6. The learned District Judge also raised a presumption in favour of custom because the Sodhis were consulted at the time of the preparation of the Riwaj-i-am. A Full Bench of this Court in 'PIARA LAL v. ATMA SINGH', R.S.A. No. 340 of 1947 (Punj) has by a majority held that mere consultation does not raise such a presumption and this point is therefore not relevant for the purpose of this inquiry.
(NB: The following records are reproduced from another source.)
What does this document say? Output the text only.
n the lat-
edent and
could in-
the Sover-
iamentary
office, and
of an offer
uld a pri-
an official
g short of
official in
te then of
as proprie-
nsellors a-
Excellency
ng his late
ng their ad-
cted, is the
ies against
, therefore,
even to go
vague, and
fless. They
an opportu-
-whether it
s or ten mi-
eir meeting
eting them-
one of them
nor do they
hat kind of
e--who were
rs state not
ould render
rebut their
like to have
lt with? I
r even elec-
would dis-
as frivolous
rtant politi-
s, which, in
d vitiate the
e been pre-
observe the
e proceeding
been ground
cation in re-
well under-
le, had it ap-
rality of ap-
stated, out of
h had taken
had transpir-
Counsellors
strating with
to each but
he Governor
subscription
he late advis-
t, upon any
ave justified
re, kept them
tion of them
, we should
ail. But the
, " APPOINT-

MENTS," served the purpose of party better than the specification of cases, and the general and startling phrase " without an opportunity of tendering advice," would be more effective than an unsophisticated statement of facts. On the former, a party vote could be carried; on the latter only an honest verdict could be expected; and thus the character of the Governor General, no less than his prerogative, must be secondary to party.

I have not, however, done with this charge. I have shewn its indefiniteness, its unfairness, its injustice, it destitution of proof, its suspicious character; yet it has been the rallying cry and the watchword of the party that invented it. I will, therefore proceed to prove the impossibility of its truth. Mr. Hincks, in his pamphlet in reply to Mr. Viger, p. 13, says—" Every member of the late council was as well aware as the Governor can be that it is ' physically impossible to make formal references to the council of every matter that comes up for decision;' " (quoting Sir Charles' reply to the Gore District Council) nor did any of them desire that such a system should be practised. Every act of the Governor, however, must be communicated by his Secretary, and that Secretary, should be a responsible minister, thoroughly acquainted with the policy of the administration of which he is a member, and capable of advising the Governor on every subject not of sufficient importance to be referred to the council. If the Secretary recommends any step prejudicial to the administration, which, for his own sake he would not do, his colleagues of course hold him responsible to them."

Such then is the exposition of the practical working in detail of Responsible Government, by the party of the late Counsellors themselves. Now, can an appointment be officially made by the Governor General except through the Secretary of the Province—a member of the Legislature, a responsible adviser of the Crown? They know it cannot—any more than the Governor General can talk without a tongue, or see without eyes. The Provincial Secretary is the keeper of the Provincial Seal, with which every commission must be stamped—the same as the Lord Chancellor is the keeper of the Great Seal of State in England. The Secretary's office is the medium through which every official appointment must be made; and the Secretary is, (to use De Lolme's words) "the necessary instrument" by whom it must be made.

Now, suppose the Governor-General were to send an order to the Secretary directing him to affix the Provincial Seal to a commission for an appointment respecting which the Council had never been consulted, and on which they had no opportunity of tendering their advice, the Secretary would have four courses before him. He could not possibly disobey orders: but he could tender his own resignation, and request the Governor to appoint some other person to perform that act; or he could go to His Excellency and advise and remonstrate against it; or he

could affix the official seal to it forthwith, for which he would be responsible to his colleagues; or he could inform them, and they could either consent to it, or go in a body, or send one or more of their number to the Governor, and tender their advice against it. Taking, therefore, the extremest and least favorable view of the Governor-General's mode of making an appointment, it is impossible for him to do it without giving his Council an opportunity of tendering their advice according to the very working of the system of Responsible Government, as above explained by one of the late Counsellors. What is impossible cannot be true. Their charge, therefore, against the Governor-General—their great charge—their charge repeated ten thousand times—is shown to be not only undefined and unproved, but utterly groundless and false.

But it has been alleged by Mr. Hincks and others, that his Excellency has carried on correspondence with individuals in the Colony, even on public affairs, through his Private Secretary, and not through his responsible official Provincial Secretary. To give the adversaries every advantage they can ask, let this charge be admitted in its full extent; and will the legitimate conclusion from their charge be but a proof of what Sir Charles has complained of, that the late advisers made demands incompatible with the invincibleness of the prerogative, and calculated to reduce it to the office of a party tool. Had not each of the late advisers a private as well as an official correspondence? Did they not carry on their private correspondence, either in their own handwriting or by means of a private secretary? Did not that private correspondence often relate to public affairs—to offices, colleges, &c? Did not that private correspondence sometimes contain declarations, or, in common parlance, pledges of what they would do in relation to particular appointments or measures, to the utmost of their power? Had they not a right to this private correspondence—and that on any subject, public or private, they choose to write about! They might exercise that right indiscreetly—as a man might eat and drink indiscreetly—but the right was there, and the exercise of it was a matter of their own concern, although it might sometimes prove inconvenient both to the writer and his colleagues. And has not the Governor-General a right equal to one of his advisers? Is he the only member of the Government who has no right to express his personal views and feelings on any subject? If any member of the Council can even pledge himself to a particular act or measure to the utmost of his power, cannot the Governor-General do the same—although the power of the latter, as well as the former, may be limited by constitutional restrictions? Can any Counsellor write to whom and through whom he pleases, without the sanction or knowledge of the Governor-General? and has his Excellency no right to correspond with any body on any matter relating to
7. In view of the fact that the Sodhis belong to a priestly class the initial presumption in their case is that they are governed by Hindu Law and nothing has been shown to rebut that initial presumption. On the other hand, a large number of decided cases have more or less consistently held that Sodhis are not governed by custom but follow Hindu Law. I must therefore hold that it has not been proved in this case that these Sodhis follow custom.

8. It is not necessary to go into the secondpoint of consideration and necessity in viewof my finding on the point of custom. I therefore dismiss this appeal with costs throughout.